No dia em que fomos ao Dzong de Punaka, soubemos logo na chegada que a rainha pernoitara ali. No portão principal do forte, um carro oficial e três seguranças aguardavam sua saída. Ainda assim fomos autorizados a entrar para a visita, agendada com bastante antecedência. Lá dentro, fomos instantaneamente atraídos pelo canto dos monges, que entoavam um mantra que reverberava entre os muros da fortaleza. Reunidos na sala principal, iluminada por velas, eles participavam de um ritual em homenagem à lua cheia, que nasceria naquela noite. O acesso ao local não nos foi permitido, mas, na enorme praça em frente, pudemos ficar esperando o fim da "reza" e a saída de sua majestade. A rainha apareceu descalça, vestida numa kira, como qualquer butanesa, mas com um manto dourado cobrindo-lhe os ombros, que se derramava até a altura dos tornozelos. O cabelo da rainha era longo, sedoso, e profundamente negro. A irmã mais nova, que a acompanhava, calçou-lhe as sandálias, e a nobre despediu-se do monge-chefe ao pé da imensa porta de madeira entalhada.

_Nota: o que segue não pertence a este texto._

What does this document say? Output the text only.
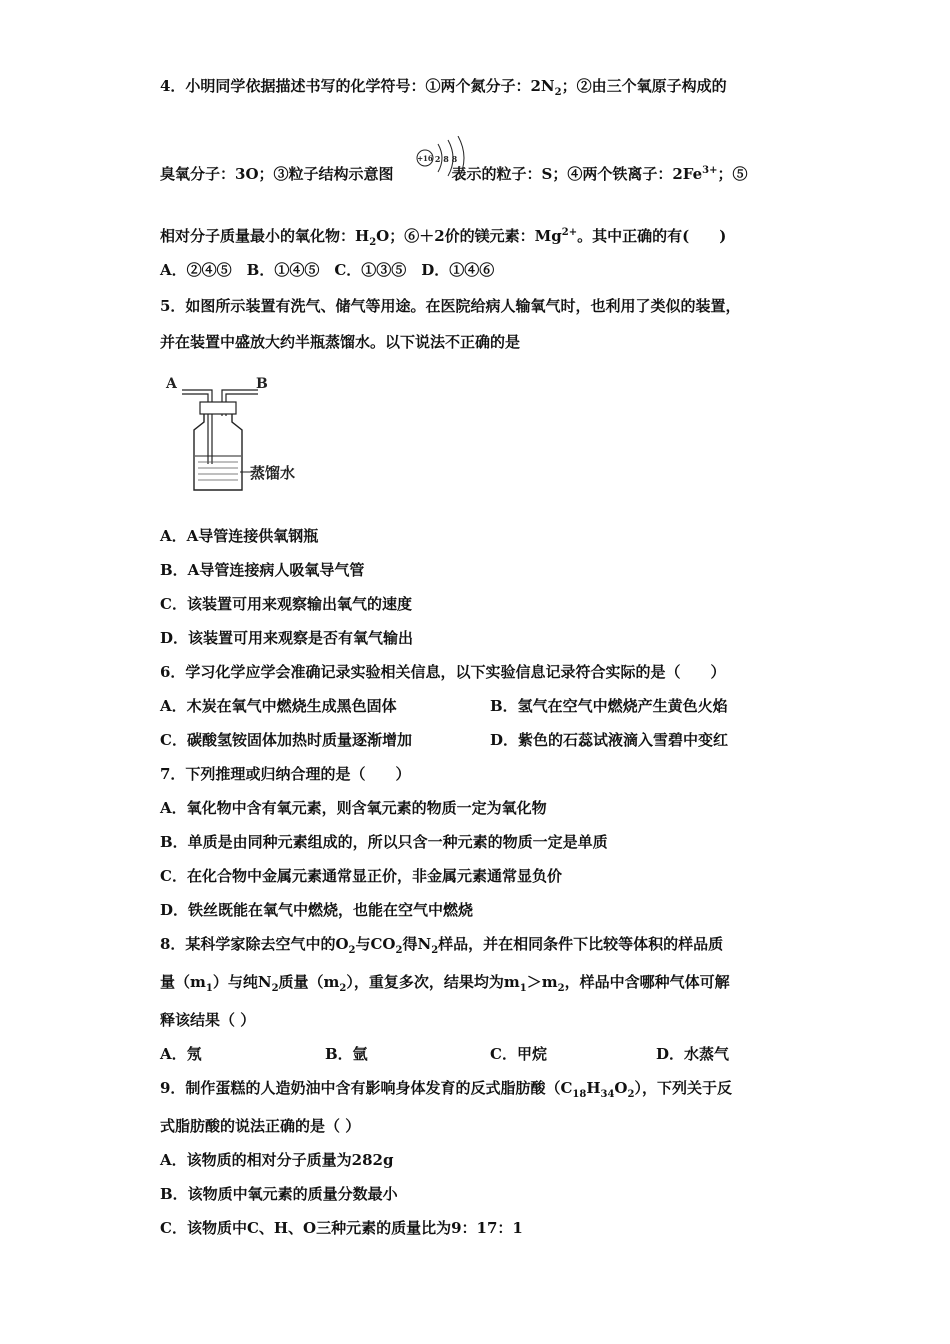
4．小明同学依据描述书写的化学符号：①两个氮分子：$2N_2$；②由三个氧原子构成的
臭氧分子：3O；③粒子结构示意图	表示的粒子：S；④两个铁离子：$2Fe^{3+}$；⑤
+16 2 8 8
相对分子质量最小的氧化物：$H_2O$；⑥＋2价的镁元素：$Mg^{2+}$。其中正确的有(　　)
A．②④⑤　B．①④⑤　C．①③⑤　D．①④⑥
5．如图所示装置有洗气、储气等用途。在医院给病人输氧气时，也利用了类似的装置，
并在装置中盛放大约半瓶蒸馏水。以下说法不正确的是
A	B
蒸馏水
A．A导管连接供氧钢瓶
B．A导管连接病人吸氧导气管
C．该装置可用来观察输出氧气的速度
D．该装置可用来观察是否有氧气输出
6．学习化学应学会准确记录实验相关信息，以下实验信息记录符合实际的是（　　）
A．木炭在氧气中燃烧生成黑色固体	B．氢气在空气中燃烧产生黄色火焰
C．碳酸氢铵固体加热时质量逐渐增加	D．紫色的石蕊试液滴入雪碧中变红
7．下列推理或归纳合理的是（　　）
A．氧化物中含有氧元素，则含氧元素的物质一定为氧化物
B．单质是由同种元素组成的，所以只含一种元素的物质一定是单质
C．在化合物中金属元素通常显正价，非金属元素通常显负价
D．铁丝既能在氧气中燃烧，也能在空气中燃烧
8．某科学家除去空气中的$O_2$与$CO_2$得$N_2$样品，并在相同条件下比较等体积的样品质
量$(m_1)$与纯$N_2$质量$(m_2)$，重复多次，结果均为$m_1>m_2$，样品中含哪种气体可解
释该结果（ ）
A．氖	B．氩	C．甲烷	D．水蒸气
9．制作蛋糕的人造奶油中含有影响身体发育的反式脂肪酸$(C_{18}H_{34}O_2)$，下列关于反
式脂肪酸的说法正确的是（ ）
A．该物质的相对分子质量为282g
B．该物质中氧元素的质量分数最小
C．该物质中C、H、O三种元素的质量比为9：17：1
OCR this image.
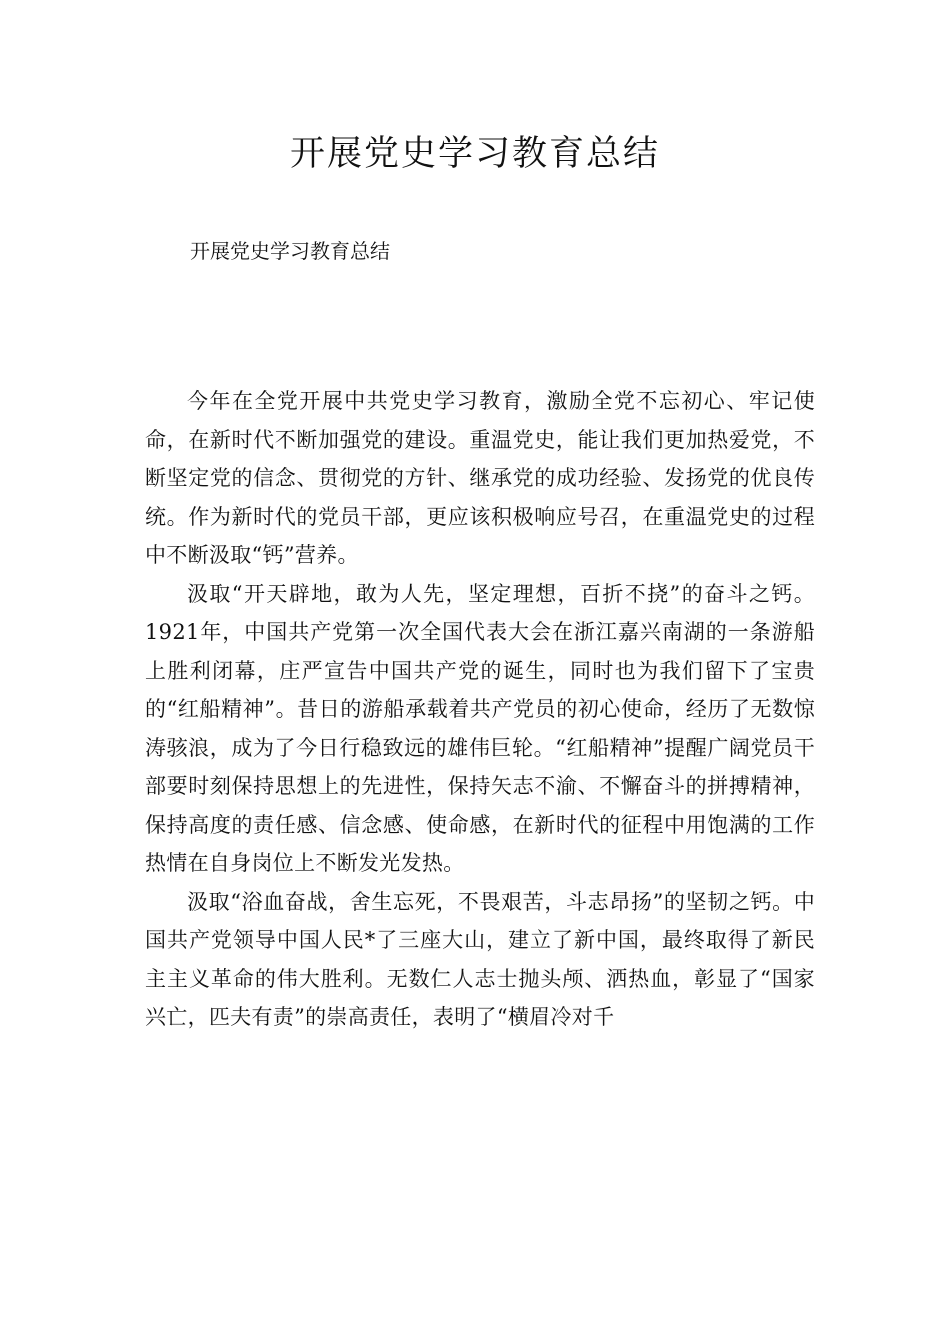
开展党史学习教育总结

开展党史学习教育总结

今年在全党开展中共党史学习教育，激励全党不忘初心、牢记使命，在新时代不断加强党的建设。重温党史，能让我们更加热爱党，不断坚定党的信念、贯彻党的方针、继承党的成功经验、发扬党的优良传统。作为新时代的党员干部，更应该积极响应号召，在重温党史的过程中不断汲取“钙”营养。

汲取“开天辟地，敢为人先，坚定理想，百折不挠”的奋斗之钙。1921年，中国共产党第一次全国代表大会在浙江嘉兴南湖的一条游船上胜利闭幕，庄严宣告中国共产党的诞生，同时也为我们留下了宝贵的“红船精神”。昔日的游船承载着共产党员的初心使命，经历了无数惊涛骇浪，成为了今日行稳致远的雄伟巨轮。“红船精神”提醒广阔党员干部要时刻保持思想上的先进性，保持矢志不渝、不懈奋斗的拼搏精神，保持高度的责任感、信念感、使命感，在新时代的征程中用饱满的工作热情在自身岗位上不断发光发热。

汲取“浴血奋战，舍生忘死，不畏艰苦，斗志昂扬”的坚韧之钙。中国共产党领导中国人民*了三座大山，建立了新中国，最终取得了新民主主义革命的伟大胜利。无数仁人志士抛头颅、洒热血，彰显了“国家兴亡，匹夫有责”的崇高责任，表明了“横眉冷对千
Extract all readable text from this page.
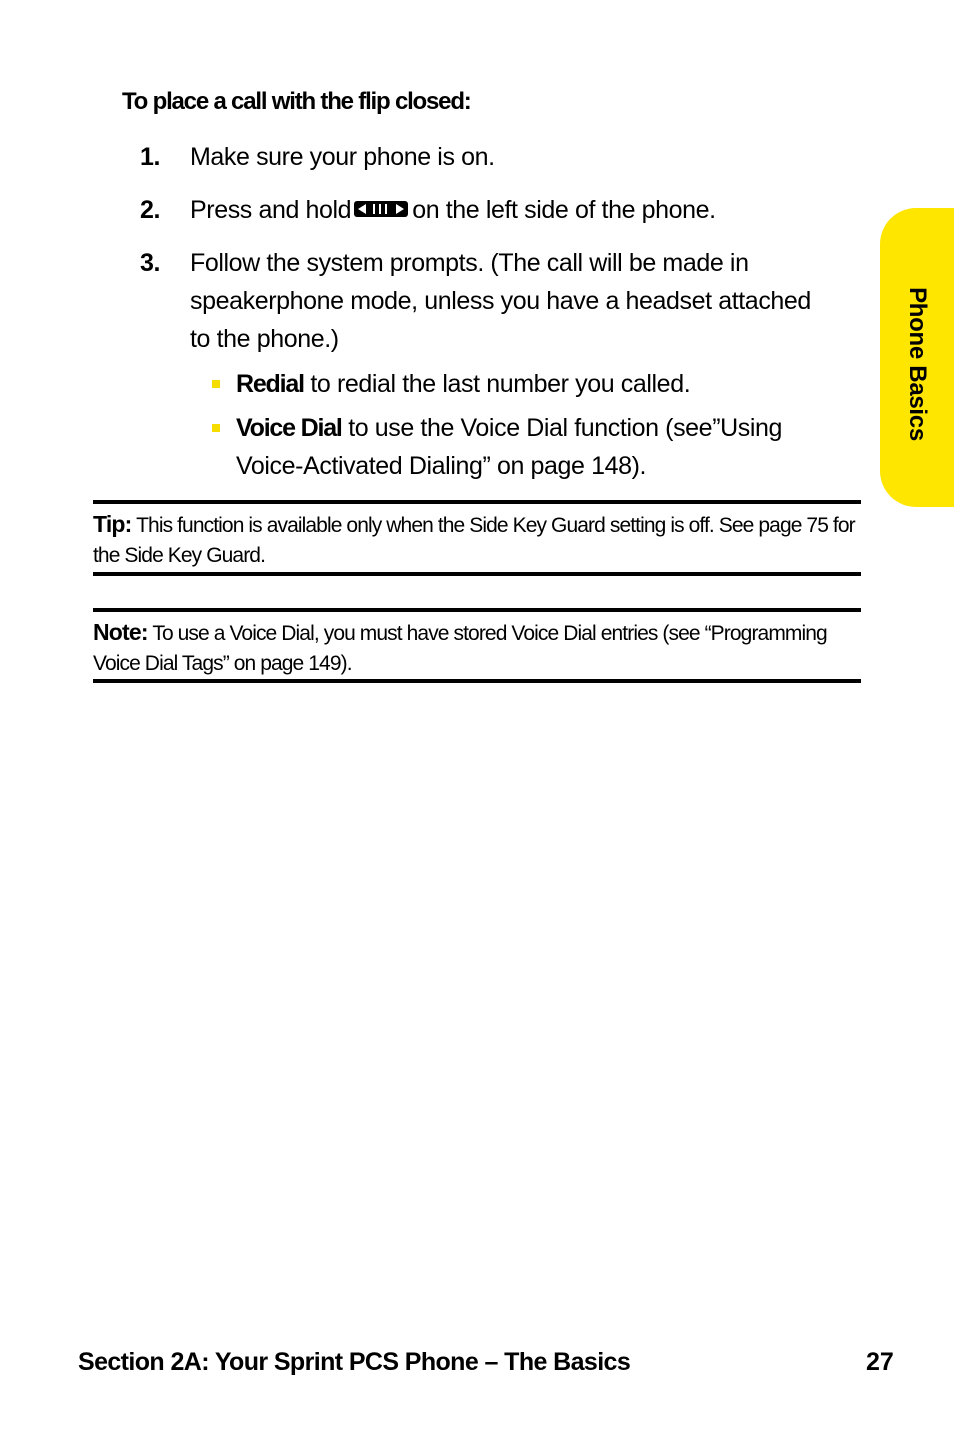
To place a call with the flip closed:
1. Make sure your phone is on.
2. Press and hold on the left side of the phone.
3. Follow the system prompts. (The call will be made in speakerphone mode, unless you have a headset attached to the phone.)
Redial to redial the last number you called.
Voice Dial to use the Voice Dial function (see”Using Voice-Activated Dialing” on page 148).
Tip: This function is available only when the Side Key Guard setting is off. See page 75 for the Side Key Guard.
Note: To use a Voice Dial, you must have stored Voice Dial entries (see “Programming Voice Dial Tags” on page 149).
Phone Basics
Section 2A: Your Sprint PCS Phone – The Basics	27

A rainha desceu as escadas, seguida de perto pela irmã e por dois seguranças, e foi então que ela nos viu, à esquerda de seu caminho, observando a cena. A rainha mudou seu rumo e veio direto em nossa direção. Parou diante de nós e perguntou de onde éramos. "Brazil", respondemos em uníssono, para espanto da mulher que parecia assim, de perto, muito mais jovem do que se esperaria de uma rainha mãe. Ela então perguntou, muito polidamente e num inglês impecável, se estávamos gostando da viagem ao país, e agradeceu nossa visita. Depois, disse-nos que aquela era uma noite especialmente auspiciosa, por causa da lua cheia, e que deveríamos fazer um pedido. ?Make a wish, make a wish?, ordenou a rainha olhando nos olhos de cada um de nós. E, se uma rainha ordena, cumpra-se! Saí do Dzong flutuando em desejos, pedidos e sonhos, que certamente se realizariam. Afinal, aquela era noite de lua cheia, eu estava no Butão e a própria rainha havia me concedido a dádiva.
O Butão, que nada produz, produz sim muita fé. Por caminhos estranhos, sem atalhos, a fé circula sem obstáculos pela cordilheira. Para nós, a dificuldade do caminho foi medida com precisão. Meca, o gadget guy da viagem, além de registrar o mais belo do reino em sua Canon, mapeou também o traçado da nossa jornada com um GPS instalado no capô do carro. E refez o mapa do Butão, e as certezas do nosso guia, Wangdi! Enquanto marcávamos o traçado do reinado, construíamos nosso caminho até ele. Uma longa estrada de sacrifícios e descobertas, marcada num compasso de tolerância e tranqüilidade.
Acordei da anestesia butanesa na última noite no país, no melhor hotel em que nos hospedamos, integrante de uma nova rede européia que, agora já oferece opções confortáveis, embora caras, em várias cidades do Butão. Tinha até telefone e televisão no quarto! Sintonizei na CNN, e soube que presídios de São Paulo estavam em rebelião. Liguei para o Brasil e soube da ação do PCC, que paralisou a cidade e fez dezenas de mortos no confronto. Welcome to the real world, babe! Welcome back home!